Why AI red teaming isn't pentesting

I spent years doing traditional red team work before I started spending serious time on AI systems. The first time I tried to apply the same instincts — enumerate, find the boundary, push past it — I noticed something uncomfortable: some of it worked immediately, and some of it failed in ways I didn't expect. The failure modes were the interesting part.

This isn't a "AI red teaming is totally different" post. It's not. But the parts that are different are exactly the parts where experienced operators get overconfident, so they're worth naming precisely.

What transfers.

The core loop is the same: understand the system, find the seam between intended behavior and actual behavior, and apply pressure at that seam. That loop doesn't change. Neither does the discipline of reading before you push — you still need to understand what you're attacking before you start generating noise.

Threat modeling transfers almost directly. Thinking in terms of trust boundaries, privilege levels, and data flow is just as relevant when the "data" is a prompt and the "privilege level" is whether the system prompt is accessible. The vocabulary maps cleanly even when the substrate doesn't.

Recon discipline — read the docs, understand the architecture before touching anything
Boundary thinking — where does the system trust input it shouldn't?
Chaining — a single technique rarely wins; the interesting results come from combining them
Documentation — logging what you tried and what it produced, not just what worked

What doesn't.

The biggest mismatch is determinism. Traditional systems do the same thing every time you send the same input. LLMs don't. A payload that bypassed a guardrail at temperature 0.9 on Tuesday may hit the guardrail at 0.7 on Wednesday. This breaks the standard workflow of "confirm the finding, then reproduce it on demand."

You're not finding a vulnerability in code. You're finding a region of the model's behavior space where the intended constraints are unreliable. That's a different kind of finding, and it requires a different kind of evidence.

The second mismatch is scope. In a network engagement, "out of scope" has a hard technical boundary — the subnet, the IP range, the asset list. In an AI engagement, the boundary is semantic. "Only answer questions about our product" is a policy, not a firewall. Operators who are used to hard technical gates will underestimate how porous semantic gates are.

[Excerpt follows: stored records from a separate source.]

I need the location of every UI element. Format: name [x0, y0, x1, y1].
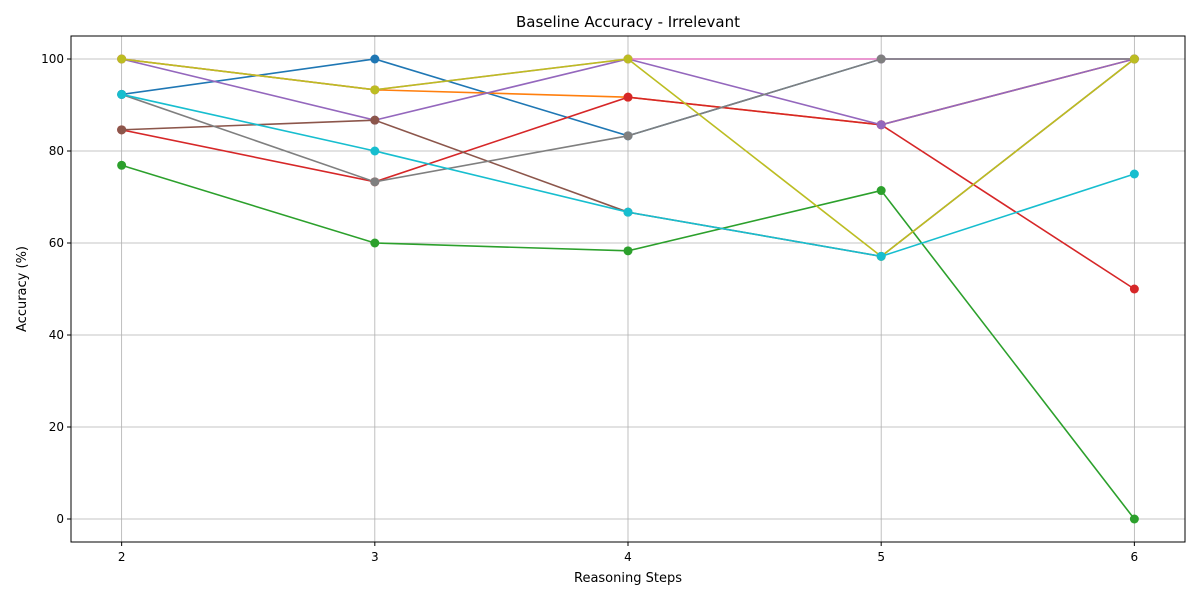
x-tick-label: 4: [624, 550, 632, 564]
x-axis-label: Reasoning Steps: [574, 571, 682, 586]
y-axis: 0 20 40 60 80 100: [41, 52, 71, 526]
data-point: [623, 207, 633, 217]
chart-title: Baseline Accuracy - Irrelevant: [516, 13, 740, 31]
data-point: [370, 85, 380, 95]
data-point: [623, 131, 633, 141]
data-point: [623, 92, 633, 102]
x-tick-label: 2: [118, 550, 126, 564]
data-point: [876, 54, 886, 64]
data-point: [1129, 169, 1139, 179]
data-point: [117, 89, 127, 99]
data-point: [876, 186, 886, 196]
data-point: [1129, 514, 1139, 524]
series-10: [117, 89, 1139, 261]
data-point: [370, 238, 380, 248]
x-tick-label: 5: [877, 550, 885, 564]
y-tick-label: 100: [41, 52, 64, 66]
x-axis: 2 3 4 5 6: [118, 542, 1138, 564]
data-point: [876, 251, 886, 261]
data-point: [623, 246, 633, 256]
data-point: [370, 177, 380, 187]
data-point: [370, 146, 380, 156]
data-point: [117, 160, 127, 170]
x-tick-label: 3: [371, 550, 379, 564]
y-axis-label: Accuracy (%): [15, 246, 30, 332]
series-3: [117, 160, 1139, 524]
data-point: [370, 54, 380, 64]
data-point: [1129, 284, 1139, 294]
data-point: [876, 120, 886, 130]
data-point: [370, 115, 380, 125]
data-point: [117, 125, 127, 135]
data-point: [623, 54, 633, 64]
y-tick-label: 40: [49, 328, 64, 342]
data-point: [117, 54, 127, 64]
y-tick-label: 0: [56, 512, 64, 526]
y-tick-label: 60: [49, 236, 64, 250]
data-point: [1129, 54, 1139, 64]
x-tick-label: 6: [1131, 550, 1139, 564]
y-tick-label: 20: [49, 420, 64, 434]
series-group: [117, 54, 1139, 524]
y-tick-label: 80: [49, 144, 64, 158]
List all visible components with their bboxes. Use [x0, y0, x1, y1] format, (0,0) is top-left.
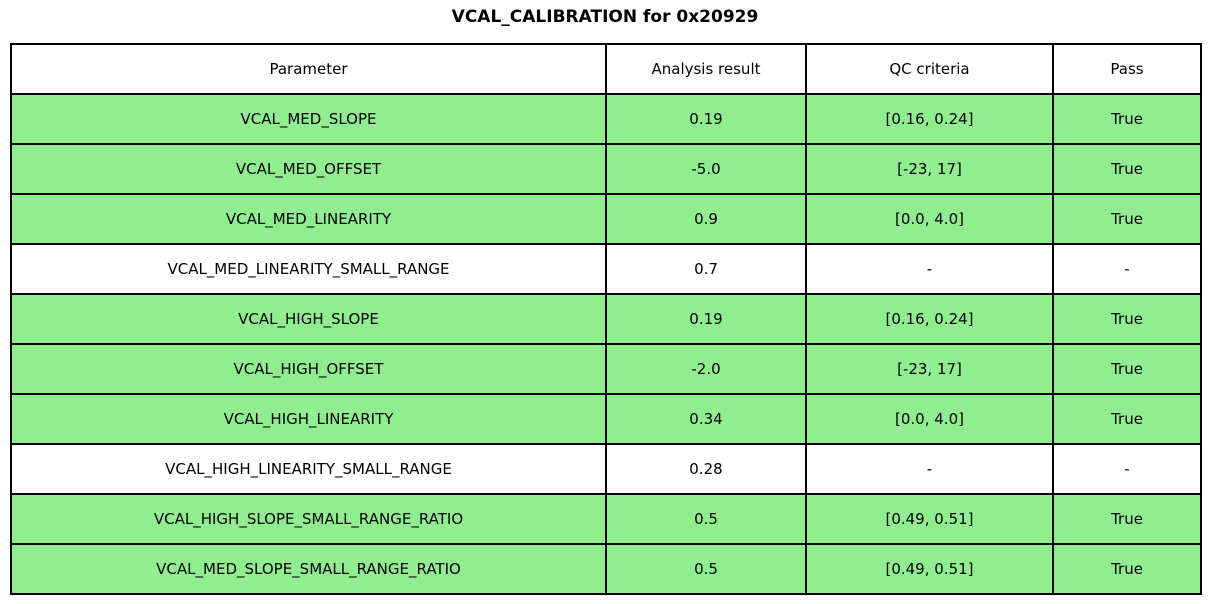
cell-criteria: [0.0, 4.0] — [805, 393, 1054, 445]
cell-pass: True — [1052, 343, 1202, 395]
table-row: VCAL_MED_LINEARITY_SMALL_RANGE 0.7 - - — [10, 243, 1202, 295]
cell-parameter: VCAL_MED_SLOPE — [10, 93, 607, 145]
table-row: VCAL_HIGH_SLOPE 0.19 [0.16, 0.24] True — [10, 293, 1202, 345]
cell-result: -2.0 — [605, 343, 807, 395]
cell-result: 0.5 — [605, 543, 807, 595]
cell-parameter: VCAL_HIGH_SLOPE_SMALL_RANGE_RATIO — [10, 493, 607, 545]
cell-parameter: VCAL_MED_LINEARITY_SMALL_RANGE — [10, 243, 607, 295]
cell-pass: True — [1052, 393, 1202, 445]
cell-result: 0.19 — [605, 93, 807, 145]
cell-criteria: [-23, 17] — [805, 343, 1054, 395]
cell-result: 0.19 — [605, 293, 807, 345]
cell-result: -5.0 — [605, 143, 807, 195]
cell-pass: True — [1052, 93, 1202, 145]
cell-criteria: - — [805, 443, 1054, 495]
table-header-row: Parameter Analysis result QC criteria Pa… — [10, 43, 1202, 95]
table-row: VCAL_HIGH_OFFSET -2.0 [-23, 17] True — [10, 343, 1202, 395]
cell-pass: True — [1052, 493, 1202, 545]
cell-result: 0.34 — [605, 393, 807, 445]
cell-pass: - — [1052, 443, 1202, 495]
cell-parameter: VCAL_MED_OFFSET — [10, 143, 607, 195]
cell-parameter: VCAL_HIGH_OFFSET — [10, 343, 607, 395]
cell-parameter: VCAL_HIGH_LINEARITY_SMALL_RANGE — [10, 443, 607, 495]
cell-criteria: [0.49, 0.51] — [805, 493, 1054, 545]
cell-criteria: [-23, 17] — [805, 143, 1054, 195]
cell-pass: True — [1052, 193, 1202, 245]
table-row: VCAL_HIGH_SLOPE_SMALL_RANGE_RATIO 0.5 [0… — [10, 493, 1202, 545]
table-row: VCAL_MED_LINEARITY 0.9 [0.0, 4.0] True — [10, 193, 1202, 245]
cell-criteria: [0.0, 4.0] — [805, 193, 1054, 245]
table-row: VCAL_MED_SLOPE 0.19 [0.16, 0.24] True — [10, 93, 1202, 145]
cell-criteria: [0.16, 0.24] — [805, 293, 1054, 345]
cell-result: 0.28 — [605, 443, 807, 495]
column-header-pass: Pass — [1052, 43, 1202, 95]
table-row: VCAL_HIGH_LINEARITY_SMALL_RANGE 0.28 - - — [10, 443, 1202, 495]
cell-parameter: VCAL_MED_SLOPE_SMALL_RANGE_RATIO — [10, 543, 607, 595]
column-header-parameter: Parameter — [10, 43, 607, 95]
cell-pass: True — [1052, 143, 1202, 195]
table-row: VCAL_MED_SLOPE_SMALL_RANGE_RATIO 0.5 [0.… — [10, 543, 1202, 595]
cell-pass: True — [1052, 293, 1202, 345]
cell-pass: True — [1052, 543, 1202, 595]
cell-result: 0.9 — [605, 193, 807, 245]
cell-pass: - — [1052, 243, 1202, 295]
column-header-qc-criteria: QC criteria — [805, 43, 1054, 95]
cell-criteria: [0.16, 0.24] — [805, 93, 1054, 145]
cell-result: 0.5 — [605, 493, 807, 545]
table-row: VCAL_HIGH_LINEARITY 0.34 [0.0, 4.0] True — [10, 393, 1202, 445]
cell-parameter: VCAL_HIGH_SLOPE — [10, 293, 607, 345]
page-title: VCAL_CALIBRATION for 0x20929 — [451, 7, 759, 27]
cell-result: 0.7 — [605, 243, 807, 295]
cell-parameter: VCAL_MED_LINEARITY — [10, 193, 607, 245]
cell-criteria: - — [805, 243, 1054, 295]
qc-results-table: Parameter Analysis result QC criteria Pa… — [10, 43, 1202, 595]
cell-criteria: [0.49, 0.51] — [805, 543, 1054, 595]
column-header-analysis-result: Analysis result — [605, 43, 807, 95]
cell-parameter: VCAL_HIGH_LINEARITY — [10, 393, 607, 445]
table-row: VCAL_MED_OFFSET -5.0 [-23, 17] True — [10, 143, 1202, 195]
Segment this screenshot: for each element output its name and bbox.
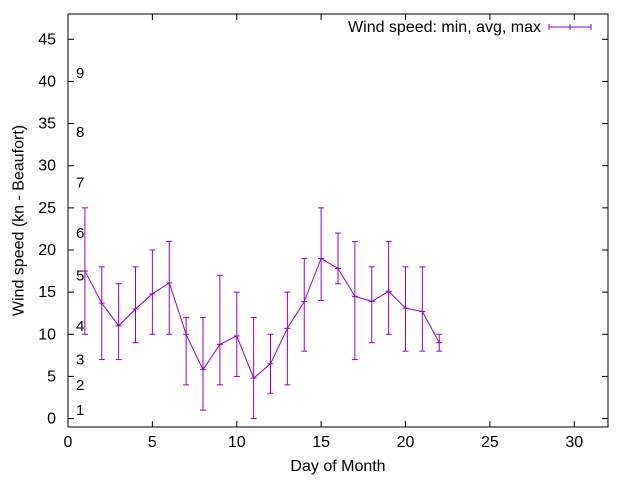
y-tick-label: 40	[38, 73, 56, 90]
beaufort-label: 7	[76, 175, 84, 192]
x-tick-label: 10	[228, 434, 246, 451]
y-tick-label: 0	[47, 411, 56, 428]
x-tick-label: 15	[312, 434, 330, 451]
error-bar	[351, 241, 358, 361]
y-tick-label: 25	[38, 200, 56, 217]
x-tick-label: 0	[64, 434, 73, 451]
y-tick-label: 15	[38, 284, 56, 301]
x-tick-label: 25	[481, 434, 499, 451]
beaufort-label: 8	[76, 124, 84, 141]
error-bar	[385, 241, 392, 335]
error-bar	[250, 316, 257, 420]
y-tick-label: 30	[38, 158, 56, 175]
y-tick-label: 10	[38, 326, 56, 343]
beaufort-label: 2	[76, 377, 84, 394]
error-bars	[81, 207, 443, 420]
axis-ticks	[67, 14, 608, 427]
x-axis-label: Day of Month	[290, 458, 385, 475]
beaufort-label: 4	[76, 318, 84, 335]
error-bar	[98, 266, 105, 361]
beaufort-label: 3	[76, 352, 84, 369]
error-bar	[115, 283, 122, 361]
error-bar	[183, 316, 190, 386]
error-bar	[335, 232, 341, 285]
x-tick-label: 5	[148, 434, 157, 451]
error-bar	[284, 291, 291, 386]
legend-label: Wind speed: min, avg, max	[348, 19, 541, 36]
beaufort-scale-labels: 1 2 3 4 5 6 7 8 9	[76, 65, 84, 419]
avg-wind-line	[84, 257, 440, 379]
y-tick-label: 35	[38, 116, 56, 133]
y-tick-label: 5	[47, 368, 56, 385]
error-bar	[132, 266, 139, 344]
error-bar	[301, 257, 308, 352]
plot-frame	[67, 13, 609, 428]
beaufort-label: 1	[76, 402, 84, 419]
error-bar	[419, 266, 426, 352]
beaufort-label: 9	[76, 65, 84, 82]
beaufort-label: 5	[76, 267, 84, 284]
beaufort-label: 6	[76, 225, 84, 242]
y-tick-label: 45	[38, 31, 56, 48]
x-tick-label: 20	[397, 434, 415, 451]
legend: Wind speed: min, avg, max	[348, 19, 592, 36]
y-axis-label: Wind speed (kn - Beaufort)	[11, 125, 28, 316]
error-bar	[216, 274, 223, 386]
x-tick-label: 30	[565, 434, 583, 451]
error-bar	[318, 207, 325, 302]
error-bar	[233, 291, 240, 377]
error-bar	[200, 316, 206, 411]
error-bar	[368, 266, 375, 344]
y-tick-label: 20	[38, 242, 56, 259]
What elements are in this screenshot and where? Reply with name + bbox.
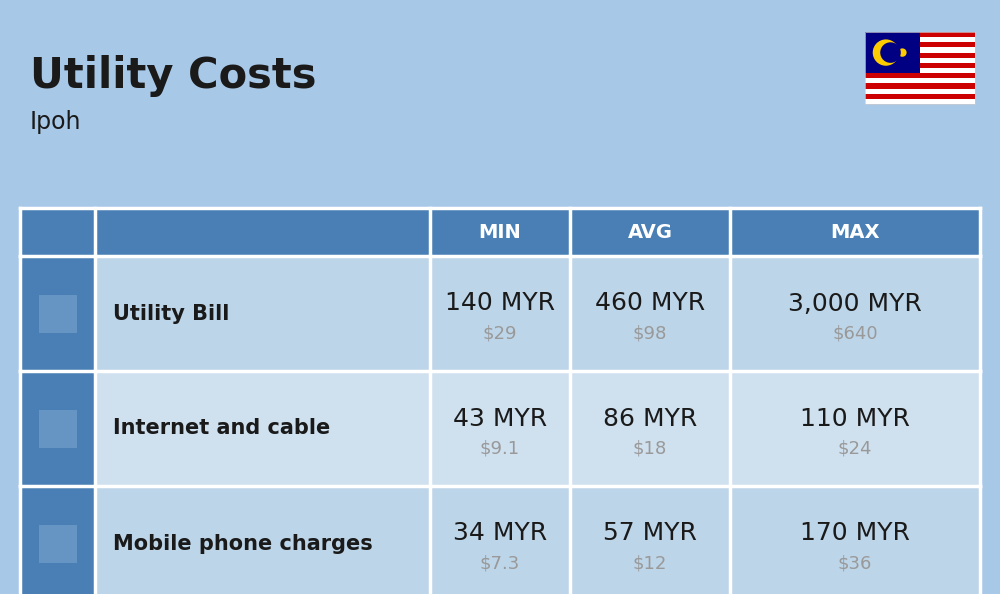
Text: Internet and cable: Internet and cable bbox=[113, 419, 330, 438]
Bar bbox=[20, 371, 95, 486]
Text: $7.3: $7.3 bbox=[480, 555, 520, 573]
Circle shape bbox=[880, 42, 901, 63]
Text: 86 MYR: 86 MYR bbox=[603, 406, 697, 431]
Text: Mobile phone charges: Mobile phone charges bbox=[113, 533, 373, 554]
Text: Utility Costs: Utility Costs bbox=[30, 55, 316, 97]
Text: MIN: MIN bbox=[479, 223, 521, 242]
Text: Utility Bill: Utility Bill bbox=[113, 304, 229, 324]
Bar bbox=[865, 99, 975, 104]
Bar bbox=[865, 78, 975, 83]
Bar bbox=[865, 32, 975, 37]
Bar bbox=[20, 256, 95, 371]
Bar bbox=[865, 42, 975, 48]
Bar bbox=[20, 486, 95, 594]
Text: $98: $98 bbox=[633, 324, 667, 343]
Bar bbox=[865, 94, 975, 99]
Bar bbox=[865, 89, 975, 94]
Text: $36: $36 bbox=[838, 555, 872, 573]
Text: 460 MYR: 460 MYR bbox=[595, 292, 705, 315]
Text: $9.1: $9.1 bbox=[480, 440, 520, 457]
Text: $12: $12 bbox=[633, 555, 667, 573]
Bar bbox=[865, 32, 975, 104]
Text: 34 MYR: 34 MYR bbox=[453, 522, 547, 545]
Text: 110 MYR: 110 MYR bbox=[800, 406, 910, 431]
Bar bbox=[865, 48, 975, 53]
Text: $640: $640 bbox=[832, 324, 878, 343]
Text: Ipoh: Ipoh bbox=[30, 110, 82, 134]
Text: 43 MYR: 43 MYR bbox=[453, 406, 547, 431]
Text: 170 MYR: 170 MYR bbox=[800, 522, 910, 545]
Bar bbox=[95, 371, 980, 486]
Bar bbox=[865, 53, 975, 58]
Bar bbox=[865, 37, 975, 42]
Bar bbox=[865, 58, 975, 63]
Bar bbox=[95, 256, 980, 371]
Text: AVG: AVG bbox=[628, 223, 672, 242]
Text: $24: $24 bbox=[838, 440, 872, 457]
Bar bbox=[38, 409, 76, 447]
Circle shape bbox=[873, 39, 899, 66]
Bar bbox=[865, 63, 975, 68]
Bar bbox=[20, 208, 980, 256]
Bar bbox=[865, 68, 975, 73]
Bar bbox=[865, 32, 920, 73]
Bar bbox=[865, 83, 975, 89]
Bar bbox=[38, 525, 76, 563]
Text: $29: $29 bbox=[483, 324, 517, 343]
Bar bbox=[865, 73, 975, 78]
Text: 57 MYR: 57 MYR bbox=[603, 522, 697, 545]
Circle shape bbox=[898, 48, 907, 57]
Text: MAX: MAX bbox=[830, 223, 880, 242]
Text: 140 MYR: 140 MYR bbox=[445, 292, 555, 315]
Bar bbox=[38, 295, 76, 333]
Bar bbox=[95, 486, 980, 594]
Text: 3,000 MYR: 3,000 MYR bbox=[788, 292, 922, 315]
Text: $18: $18 bbox=[633, 440, 667, 457]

The persistence analogy breaks here

Traditional persistence is about staying in a system across reboots, log rotations, and detection events. In agentic AI systems, persistence looks different: it's about whether you can influence the model's behavior across conversation turns, inject content into its memory, or poison its retrieval context. Same instinct, different substrate — but the operational specifics are different enough that muscle memory will lead you to look in the wrong places.

Calibration note

If you're coming from traditional red team and picking up AI work: the first two engagements will feel slower than they should. That's normal. You're rebuilding pattern recognition in a domain where the signals look similar but mean different things. Budget for it.

The one thing worth keeping.

If I had to pick one thing from traditional red team work to preserve completely, it's the habit of writing down what you tried and what happened — not just the wins. LLM behavior is stochastic enough that you need a log to distinguish "this doesn't work" from "this works 20% of the time." You can't hold that in your head across a multi-day engagement.

The operators who are going to do this well aren't the ones who forget everything they knew about traditional red team. They're the ones who know exactly which parts of that knowledge to trust and which parts to consciously set aside.